Start ist der kleine Parkplatz vor der Malga Van, an der Kreuzung des Weges, der dorthin führt, und der Pisten, über die man hin- und zurückkommt.
(S/Z) Verlassen Sie den Parkplatz über den Weg, der links oberhalb der Malga Van verläuft. Er steigt sanft an und führt über die Mulde, in der sich die Almhütte und ihre Nachbarn befinden.
(1) An der ersten Weggabelung nehmen Sie links den Weg, der entgegen der bisherigen Richtung bergauf führt. Er führt durch ein kürzlich abgeholztes Stück Wald bis zu einer Wendeplattform, wo der Weg endet. Wenn man genau hinschaut, findet man dort auch eine Quelle.
(2) Weiter geht es rechts von der Plattform, wo ein Pfad in den Wald führt.
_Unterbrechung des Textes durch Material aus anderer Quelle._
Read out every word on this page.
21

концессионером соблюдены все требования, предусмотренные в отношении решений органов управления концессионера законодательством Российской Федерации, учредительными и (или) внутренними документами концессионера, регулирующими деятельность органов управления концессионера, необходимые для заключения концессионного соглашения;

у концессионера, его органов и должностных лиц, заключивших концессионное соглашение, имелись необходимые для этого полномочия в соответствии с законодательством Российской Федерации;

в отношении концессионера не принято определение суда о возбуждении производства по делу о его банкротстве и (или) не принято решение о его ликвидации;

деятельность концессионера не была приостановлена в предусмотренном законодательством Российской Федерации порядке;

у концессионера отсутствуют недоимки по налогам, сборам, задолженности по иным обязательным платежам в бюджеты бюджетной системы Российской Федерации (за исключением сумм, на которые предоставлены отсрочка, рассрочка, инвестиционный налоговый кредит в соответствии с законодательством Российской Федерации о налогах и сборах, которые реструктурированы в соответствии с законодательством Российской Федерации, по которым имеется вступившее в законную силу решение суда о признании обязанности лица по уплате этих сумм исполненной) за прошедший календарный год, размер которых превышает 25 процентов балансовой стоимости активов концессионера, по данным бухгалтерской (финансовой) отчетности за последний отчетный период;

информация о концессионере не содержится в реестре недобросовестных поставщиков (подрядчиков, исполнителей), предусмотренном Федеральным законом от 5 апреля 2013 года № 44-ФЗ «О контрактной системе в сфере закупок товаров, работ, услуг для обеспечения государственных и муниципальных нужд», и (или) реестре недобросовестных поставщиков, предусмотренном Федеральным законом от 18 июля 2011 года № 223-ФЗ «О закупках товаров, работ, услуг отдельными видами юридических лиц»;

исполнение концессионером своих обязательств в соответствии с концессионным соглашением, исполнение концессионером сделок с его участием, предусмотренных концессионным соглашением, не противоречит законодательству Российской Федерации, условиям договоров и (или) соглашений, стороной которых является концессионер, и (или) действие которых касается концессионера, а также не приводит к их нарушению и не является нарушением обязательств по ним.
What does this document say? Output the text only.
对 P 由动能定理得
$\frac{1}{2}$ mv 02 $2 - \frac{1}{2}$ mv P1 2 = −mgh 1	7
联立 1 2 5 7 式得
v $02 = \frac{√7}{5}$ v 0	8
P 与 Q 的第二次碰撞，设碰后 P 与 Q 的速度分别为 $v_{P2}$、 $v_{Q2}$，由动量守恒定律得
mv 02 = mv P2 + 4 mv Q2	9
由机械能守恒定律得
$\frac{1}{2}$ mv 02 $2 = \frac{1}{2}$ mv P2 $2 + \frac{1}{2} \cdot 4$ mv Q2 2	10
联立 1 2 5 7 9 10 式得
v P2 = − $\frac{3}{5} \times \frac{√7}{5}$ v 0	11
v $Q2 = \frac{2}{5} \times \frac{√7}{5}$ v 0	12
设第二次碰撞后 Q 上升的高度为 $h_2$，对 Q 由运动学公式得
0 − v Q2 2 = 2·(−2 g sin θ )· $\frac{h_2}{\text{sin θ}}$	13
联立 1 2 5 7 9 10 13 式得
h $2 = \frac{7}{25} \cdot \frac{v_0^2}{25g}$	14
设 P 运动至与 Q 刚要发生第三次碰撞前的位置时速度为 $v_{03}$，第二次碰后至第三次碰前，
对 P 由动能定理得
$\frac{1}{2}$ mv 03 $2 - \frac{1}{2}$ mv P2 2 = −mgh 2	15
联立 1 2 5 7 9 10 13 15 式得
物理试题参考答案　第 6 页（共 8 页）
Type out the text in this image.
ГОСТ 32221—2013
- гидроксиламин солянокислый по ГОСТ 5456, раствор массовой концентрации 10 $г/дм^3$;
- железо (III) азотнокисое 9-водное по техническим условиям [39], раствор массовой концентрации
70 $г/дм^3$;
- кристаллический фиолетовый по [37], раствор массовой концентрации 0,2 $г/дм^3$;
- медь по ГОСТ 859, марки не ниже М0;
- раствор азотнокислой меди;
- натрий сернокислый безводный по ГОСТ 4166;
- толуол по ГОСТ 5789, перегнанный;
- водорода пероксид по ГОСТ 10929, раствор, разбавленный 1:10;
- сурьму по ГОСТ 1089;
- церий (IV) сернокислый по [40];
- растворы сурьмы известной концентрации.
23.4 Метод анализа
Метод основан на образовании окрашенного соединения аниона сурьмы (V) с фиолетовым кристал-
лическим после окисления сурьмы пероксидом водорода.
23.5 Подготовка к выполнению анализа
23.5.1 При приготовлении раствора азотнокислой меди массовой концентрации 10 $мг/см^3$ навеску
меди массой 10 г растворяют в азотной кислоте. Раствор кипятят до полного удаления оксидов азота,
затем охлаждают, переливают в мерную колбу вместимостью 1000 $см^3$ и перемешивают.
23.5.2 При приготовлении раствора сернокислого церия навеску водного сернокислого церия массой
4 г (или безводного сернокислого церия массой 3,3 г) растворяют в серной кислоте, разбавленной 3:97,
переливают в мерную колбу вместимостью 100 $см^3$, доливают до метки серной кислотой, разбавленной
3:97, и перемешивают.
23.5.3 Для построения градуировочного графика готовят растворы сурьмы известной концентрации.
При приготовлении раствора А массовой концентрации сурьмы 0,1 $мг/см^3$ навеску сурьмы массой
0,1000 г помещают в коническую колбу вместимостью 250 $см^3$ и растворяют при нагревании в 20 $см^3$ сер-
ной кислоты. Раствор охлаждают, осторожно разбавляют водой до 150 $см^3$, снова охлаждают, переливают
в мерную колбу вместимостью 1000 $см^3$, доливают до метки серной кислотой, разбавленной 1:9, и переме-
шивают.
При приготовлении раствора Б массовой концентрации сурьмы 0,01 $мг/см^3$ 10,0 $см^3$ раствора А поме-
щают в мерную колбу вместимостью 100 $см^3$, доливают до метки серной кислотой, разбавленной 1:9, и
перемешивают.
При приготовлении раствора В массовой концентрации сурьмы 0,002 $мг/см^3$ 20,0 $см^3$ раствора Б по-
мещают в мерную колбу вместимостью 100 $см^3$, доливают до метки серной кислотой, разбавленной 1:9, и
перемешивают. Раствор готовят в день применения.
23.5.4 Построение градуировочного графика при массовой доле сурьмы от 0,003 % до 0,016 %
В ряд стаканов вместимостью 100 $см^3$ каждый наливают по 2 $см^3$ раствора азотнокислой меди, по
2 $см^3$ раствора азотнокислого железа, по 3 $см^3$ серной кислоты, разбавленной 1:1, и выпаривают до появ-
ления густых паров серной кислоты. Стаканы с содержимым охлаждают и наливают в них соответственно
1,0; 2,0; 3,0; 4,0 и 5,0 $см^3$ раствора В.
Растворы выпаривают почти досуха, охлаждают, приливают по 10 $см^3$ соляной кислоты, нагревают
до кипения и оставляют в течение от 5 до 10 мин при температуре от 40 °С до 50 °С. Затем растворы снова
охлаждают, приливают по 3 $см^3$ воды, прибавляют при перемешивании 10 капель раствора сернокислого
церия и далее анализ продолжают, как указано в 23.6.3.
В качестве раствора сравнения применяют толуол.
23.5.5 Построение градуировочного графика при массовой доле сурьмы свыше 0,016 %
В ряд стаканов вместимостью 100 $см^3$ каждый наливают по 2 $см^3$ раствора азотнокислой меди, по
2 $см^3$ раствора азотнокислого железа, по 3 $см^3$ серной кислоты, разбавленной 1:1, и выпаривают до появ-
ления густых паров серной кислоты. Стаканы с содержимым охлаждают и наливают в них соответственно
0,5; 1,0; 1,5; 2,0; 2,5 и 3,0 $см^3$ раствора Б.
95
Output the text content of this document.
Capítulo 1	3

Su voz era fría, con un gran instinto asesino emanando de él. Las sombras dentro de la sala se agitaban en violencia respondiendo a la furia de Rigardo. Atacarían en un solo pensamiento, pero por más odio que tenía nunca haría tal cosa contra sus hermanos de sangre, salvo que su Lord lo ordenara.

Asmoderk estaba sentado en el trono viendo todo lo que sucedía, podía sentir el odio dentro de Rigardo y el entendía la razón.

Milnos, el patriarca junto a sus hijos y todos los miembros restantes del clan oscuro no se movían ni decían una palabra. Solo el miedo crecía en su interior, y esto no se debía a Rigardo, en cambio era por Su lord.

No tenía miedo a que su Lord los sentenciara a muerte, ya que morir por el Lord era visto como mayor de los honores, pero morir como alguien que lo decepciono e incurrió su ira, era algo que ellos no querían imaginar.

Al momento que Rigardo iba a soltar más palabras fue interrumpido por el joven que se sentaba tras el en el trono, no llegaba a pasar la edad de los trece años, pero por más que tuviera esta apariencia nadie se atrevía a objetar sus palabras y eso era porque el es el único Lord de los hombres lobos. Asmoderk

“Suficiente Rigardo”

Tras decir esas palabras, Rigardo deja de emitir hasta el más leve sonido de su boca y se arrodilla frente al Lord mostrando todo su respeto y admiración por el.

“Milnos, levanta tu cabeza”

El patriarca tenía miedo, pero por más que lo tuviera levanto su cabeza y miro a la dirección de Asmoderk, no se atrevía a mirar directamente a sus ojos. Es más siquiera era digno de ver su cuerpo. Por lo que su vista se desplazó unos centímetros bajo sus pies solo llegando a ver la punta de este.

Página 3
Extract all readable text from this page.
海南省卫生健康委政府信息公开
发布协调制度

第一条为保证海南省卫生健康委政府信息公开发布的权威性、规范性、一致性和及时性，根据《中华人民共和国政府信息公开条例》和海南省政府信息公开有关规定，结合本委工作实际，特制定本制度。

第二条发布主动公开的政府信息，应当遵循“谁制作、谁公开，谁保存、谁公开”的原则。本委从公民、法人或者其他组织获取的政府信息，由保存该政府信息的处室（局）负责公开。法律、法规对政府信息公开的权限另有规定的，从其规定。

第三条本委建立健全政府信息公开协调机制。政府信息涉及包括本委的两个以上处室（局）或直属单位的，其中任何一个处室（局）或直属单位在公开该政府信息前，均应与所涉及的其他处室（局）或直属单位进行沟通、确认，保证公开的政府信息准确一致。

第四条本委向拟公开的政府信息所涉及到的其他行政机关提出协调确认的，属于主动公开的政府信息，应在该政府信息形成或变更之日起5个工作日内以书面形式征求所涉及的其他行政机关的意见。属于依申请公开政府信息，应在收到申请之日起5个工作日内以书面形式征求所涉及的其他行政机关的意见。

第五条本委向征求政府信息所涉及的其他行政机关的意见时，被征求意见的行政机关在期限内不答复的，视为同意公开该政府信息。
Hier beginnt der etwas von Brennnesseln überwucherte Teil. Auch wenn der Weg manchmal etwas unübersichtlich ist, bleibt die Spur dennoch gut sichtbar, und man erreicht bald den Waldausgang.
(3) Wenn sich die Landschaft öffnet, muss man ein Tor passieren, das den Zugang zur Alm ermöglicht. Durchqueren Sie diese, indem Sie dem Talgrund folgen, der zum Pass führt, auf dem sich die Malga Cor befindet. Verlassen Sie die Wiese durch das Tor links neben dem langen Gebäude, das den Kamm einnimmt.
(4) Auf diesem Pass stehen mehrere Gebäude, von denen eines an einem solchen Ort eher unpassend wirkt: Es handelt sich um eine Reihe von Garagen im Industriestil, die in einem Bogen angeordnet sind. Anscheinend dient dieses Gebäude zur Unterbringung der Tiere, die auf der Alm weiden. Verlassen Sie den Pass auf der linken Seite und überqueren Sie das benachbarte Grundstück, indem Sie den Zaun überqueren.
(5) Der Zustand des Rasens vor diesem alten Almhaus lädt zu einer Siesta in der Sonne ein, aber der Gipfel ist noch nicht erreicht. Machen Sie sich bereit für den weiteren Aufstieg, denn es geht steil bergauf! Umgehen Sie die Ruine auf der rechten Seite und folgen Sie dem steilen Pfad, der dem Kamm folgt. Nach einer anstrengenden Etappe überqueren Sie einen weiteren Zaun, der zu einem weniger steilen Weg führt, aber Sie dürfen in Ihren Anstrengungen nicht nachlassen, denn der Gipfel lässt noch auf sich warten. Zunächst müssen Sie eine erste Anhöhe überwinden, bevor Sie den Aufstieg zum Monte Pezza vollenden können.
(6) Von dort oben hat man einen herrlichen Ausblick sowohl auf die Dolomiten als auch auf die venezianische Ebene und die Lagune, die man bei guter Sicht in der Ferne erkennen kann. Am Pfosten, der den Gipfel markiert, verlässt man den Weg, der dem Kamm folgt, und geht in Richtung Norden zu einer Gruppe von Malghe (eine Malga, mehrere Malghe) in Ruinen. Der Weg führt rechts an den alten Gebäuden vorbei, dann weiter entlang des Kamms und schließlich entlang der Überreste eines Zauns. Weiter geht es bis zum Waldrand, der das Ende der Alm markiert.
(7) Beginnen Sie nun einen steilen Abstieg durch den Wald. Der Weg ist gut markiert und folgt dem Grat, der sich vom Kamm aus fortsetzt.
(8) Nach etwa fünfzehn Minuten Abstieg erreichen Sie einen Weg, der nach rechts abzweigt. Gehen Sie geradeaus weiter, um eine Linkskurve zu passieren, und folgen Sie dann dem Weg weiter bergab.
(9) Nachdem ein weiterer Weg von rechts hinzukommt, erreichen Sie die Malga Pianezze, die erste ebene Stelle seit dem Start. Gehen Sie am Haus und der dorthin führenden Straße vorbei und Sie gelangen zu den Skulpturen am Ziel. Ein sanfter Weg führt zwischen zwei Reihen majestätischer Tannen hindurch. Folgen Sie ihm bis zu einer Art kleinem Pass und gehen Sie dann weiter auf dem Weg, der ihn verlängert. Bald sind Sie wieder am Parkplatz des Ausgangspunkts. Jetzt müssen Sie nur noch die charmanten Gastgeber der Malga Van kennenlernen. (S/Z).